Scope 1, 2, and 3 emissions are categorizations used to describe greenhouse gas (GHG) emissions generated by an organization and its wider value chain. Associated with a company’s Corporate Carbon Footprint (CCF), Scope 1, 2, and 3 emissions are typically calculated using the GHG Protocol, a widely recognized accounting and reporting standard developed by the World Resources Institute (WRI) and the World Business Council for Sustainable Development (WBCSD).
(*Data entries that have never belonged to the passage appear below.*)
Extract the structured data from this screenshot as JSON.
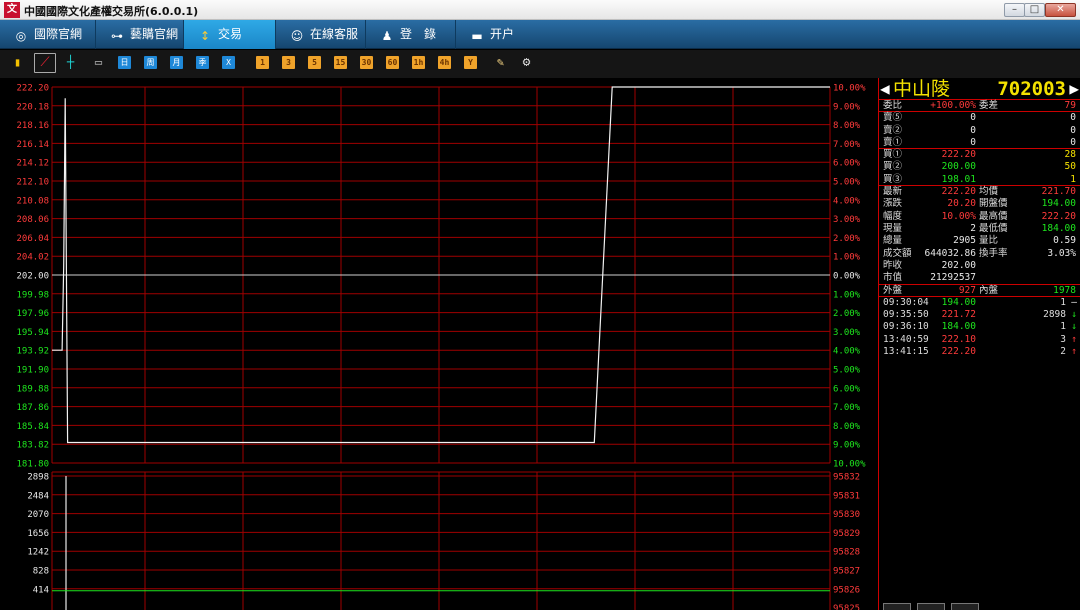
{
  "window": {
    "title": "中國國際文化產權交易所(6.0.0.1)",
    "logo_text": "文",
    "controls": {
      "minimize": "–",
      "maximize": "□",
      "close": "✕"
    }
  },
  "nav": {
    "items": [
      {
        "label": "國際官網",
        "icon": "globe-icon"
      },
      {
        "label": "藝購官網",
        "icon": "link-icon"
      },
      {
        "label": "交易",
        "icon": "exchange-icon",
        "active": true
      },
      {
        "label": "在線客服",
        "icon": "chat-icon"
      },
      {
        "label": "登　錄",
        "icon": "user-icon"
      },
      {
        "label": "开户",
        "icon": "card-icon"
      }
    ]
  },
  "toolbar": {
    "period_buttons": [
      "日",
      "周",
      "月",
      "季",
      "X"
    ],
    "minute_buttons": [
      "1",
      "3",
      "5",
      "15",
      "30",
      "60",
      "1h",
      "4h",
      "Y"
    ],
    "colors": {
      "blue": "#1e88d8",
      "orange": "#f0a32a"
    }
  },
  "chart_data": {
    "type": "line",
    "price_axis": {
      "ticks": [
        "222.20",
        "220.18",
        "218.16",
        "216.14",
        "214.12",
        "212.10",
        "210.08",
        "208.06",
        "206.04",
        "204.02",
        "202.00",
        "199.98",
        "197.96",
        "195.94",
        "193.92",
        "191.90",
        "189.88",
        "187.86",
        "185.84",
        "183.82",
        "181.80"
      ],
      "ylim": [
        181.8,
        222.2
      ],
      "base": 202.0
    },
    "percent_axis": {
      "ticks": [
        "10.00%",
        "9.00%",
        "8.00%",
        "7.00%",
        "6.00%",
        "5.00%",
        "4.00%",
        "3.00%",
        "2.00%",
        "1.00%",
        "0.00%",
        "1.00%",
        "2.00%",
        "3.00%",
        "4.00%",
        "5.00%",
        "6.00%",
        "7.00%",
        "8.00%",
        "9.00%",
        "10.00%"
      ]
    },
    "price_line": {
      "x": [
        0,
        0.013,
        0.015,
        0.017,
        0.02,
        0.033,
        0.667,
        0.697,
        0.72,
        1.0
      ],
      "y": [
        193.92,
        193.92,
        203.0,
        221.0,
        184.0,
        184.0,
        184.0,
        184.0,
        222.2,
        222.2
      ]
    },
    "volume_axis": {
      "ticks": [
        "2898",
        "2484",
        "2070",
        "1656",
        "1242",
        "828",
        "414"
      ],
      "ylim": [
        0,
        2898
      ]
    },
    "oi_axis": {
      "ticks": [
        "95832",
        "95831",
        "95830",
        "95829",
        "95828",
        "95827",
        "95826",
        "95825"
      ]
    },
    "volume_bar": {
      "x": 0.018,
      "value": 2898
    },
    "oi_level": 95826,
    "colors": {
      "grid": "#a00000",
      "up": "#ff3b3b",
      "down": "#1ee61e",
      "flat": "#e8e8e8",
      "line": "#f2f2f2"
    }
  },
  "panel": {
    "stock_name": "中山陵",
    "stock_code": "702003",
    "order_ratio": {
      "label": "委比",
      "value": "+100.00%",
      "label2": "委差",
      "value2": "79"
    },
    "sell": [
      {
        "label": "賣⑤",
        "price": "0",
        "vol": "0"
      },
      {
        "label": "賣②",
        "price": "0",
        "vol": "0"
      },
      {
        "label": "賣①",
        "price": "0",
        "vol": "0"
      }
    ],
    "buy": [
      {
        "label": "買①",
        "price": "222.20",
        "vol": "28",
        "color": "red"
      },
      {
        "label": "買②",
        "price": "200.00",
        "vol": "50",
        "color": "green"
      },
      {
        "label": "買③",
        "price": "198.01",
        "vol": "1",
        "color": "green"
      }
    ],
    "stats": [
      {
        "l1": "最新",
        "v1": "222.20",
        "c1": "red",
        "l2": "均價",
        "v2": "221.70",
        "c2": "red"
      },
      {
        "l1": "漲跌",
        "v1": "20.20",
        "c1": "red",
        "l2": "開盤價",
        "v2": "194.00",
        "c2": "green"
      },
      {
        "l1": "幅度",
        "v1": "10.00%",
        "c1": "red",
        "l2": "最高價",
        "v2": "222.20",
        "c2": "red"
      },
      {
        "l1": "現量",
        "v1": "2",
        "c1": "white",
        "l2": "最低價",
        "v2": "184.00",
        "c2": "green"
      },
      {
        "l1": "總量",
        "v1": "2905",
        "c1": "white",
        "l2": "量比",
        "v2": "0.59",
        "c2": "white"
      },
      {
        "l1": "成交額",
        "v1": "644032.86",
        "c1": "white",
        "l2": "換手率",
        "v2": "3.03%",
        "c2": "white"
      },
      {
        "l1": "昨收",
        "v1": "202.00",
        "c1": "white",
        "l2": "",
        "v2": "",
        "c2": "white"
      },
      {
        "l1": "市值",
        "v1": "21292537",
        "c1": "white",
        "l2": "",
        "v2": "",
        "c2": "white"
      }
    ],
    "outer_inner": {
      "l1": "外盤",
      "v1": "927",
      "l2": "內盤",
      "v2": "1978"
    },
    "ticks": [
      {
        "time": "09:30:04",
        "price": "194.00",
        "vol": "1",
        "arrow": "–",
        "color": "green",
        "acolor": "white"
      },
      {
        "time": "09:35:50",
        "price": "221.72",
        "vol": "2898",
        "arrow": "↓",
        "color": "red",
        "acolor": "green"
      },
      {
        "time": "09:36:10",
        "price": "184.00",
        "vol": "1",
        "arrow": "↓",
        "color": "green",
        "acolor": "green"
      },
      {
        "time": "13:40:59",
        "price": "222.10",
        "vol": "3",
        "arrow": "↑",
        "color": "red",
        "acolor": "red"
      },
      {
        "time": "13:41:15",
        "price": "222.20",
        "vol": "2",
        "arrow": "↑",
        "color": "red",
        "acolor": "red"
      }
    ]
  }
}
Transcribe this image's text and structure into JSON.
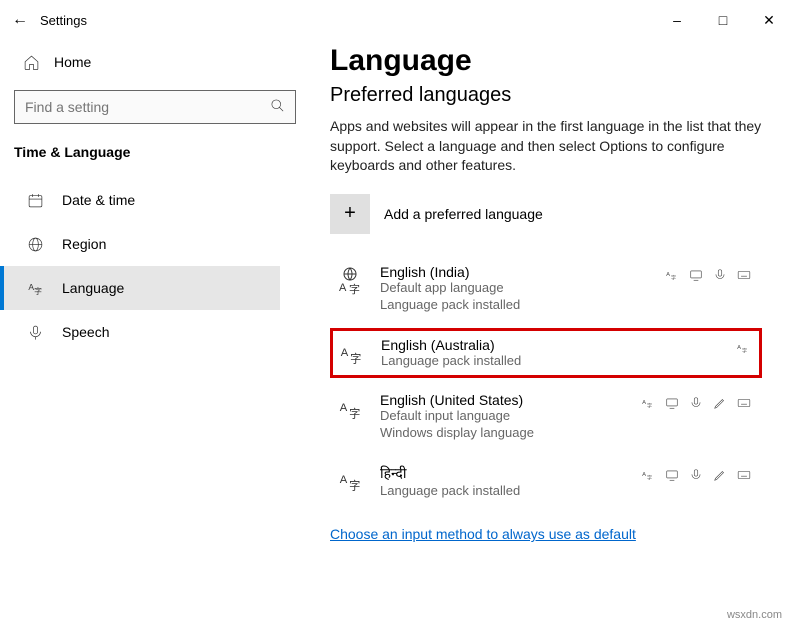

The purpose of categorizing emissions into three groups is to facilitate tracking progress in achieving substantial reductions, with the ultimate goal of limiting global temperature increases to below 2°C, as mandated by the Paris Agreement.

Scope 1 emissions

Also known as direct emissions, they are calculated by quantifying the amounts of each GHG (e.g. carbon dioxide, methane, etc.) released directly from sources owned or controlled by the organization. This is done by measuring fuel consumption and/or using emission factors, which are conversion factors that convert fuel consumption into GHG emissions.

Scope 2 emissions

These emissions, also widely known as indirect emissions, are calculated by quantifying the amount of electricity, heating, or cooling consumed by the organization and then multiplying that by the GHG intensity of the grid or supplier, which is typically expressed as the emissions per unit of energy consumed.

scope-direct-emissions

Scope 3 emissions

This category also falls into the indirect emissions and is calculated by quantifying emissions from all other sources in the value chain that are not included in Scope 1 or 2. This includes emissions from upstream suppliers, waste disposal, and employee commuting, among others. These emissions can be estimated using a combination of survey data, industry benchmarks, and/or emissions factors.